Like it or not, even the Super Bowl is becoming an online streaming affair.
This year, an average of 1.4 million people tuned in online every minute during the game, watching more than 315 million minutes of coverage, CBS said on Monday. Additionally, the live stream had a total audience of 3.96 million unique viewers across all devices, who consumed more than 402 million total minutes of coverage, at an average of 101 minutes each.
These numbers are in line with CBS's (cbs) claims on Sunday evening that Super Bowl streaming had a "record audience," if we compare them to NBC's numbers from last year. Although they're not exactly comparable, last year an average of 800,000 people per minute streamed more than 213 million minutes of coverage, according to NBC.

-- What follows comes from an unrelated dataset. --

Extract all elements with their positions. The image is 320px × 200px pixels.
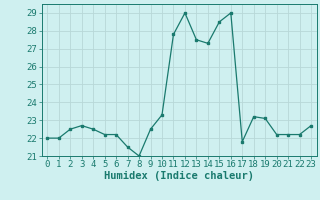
X-axis label: Humidex (Indice chaleur): Humidex (Indice chaleur) xyxy=(104,171,254,181)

And despite the Internet not being the optimal technology for top-quality sports viewing, as Re/code notes, this trend is only likely to continue. CBS likely saw an increase in streaming viewership both because it made it easier to access by making it available through services like Apple TV and Xbox One, and because people are growing more comfortable with the idea.
Another reason could simply be the overarching "cord-cutting" trend of consumers choosing online streaming services like Netflix and Hulu over traditional cable or satellite TV packages. Sports remain one of the few reasons die-hard fans stick to cable, but as those become more and more available online, fans, and especially "millennials," are likely favor the Internet for that as well.
We're reached out to CBS and will update if we hear more.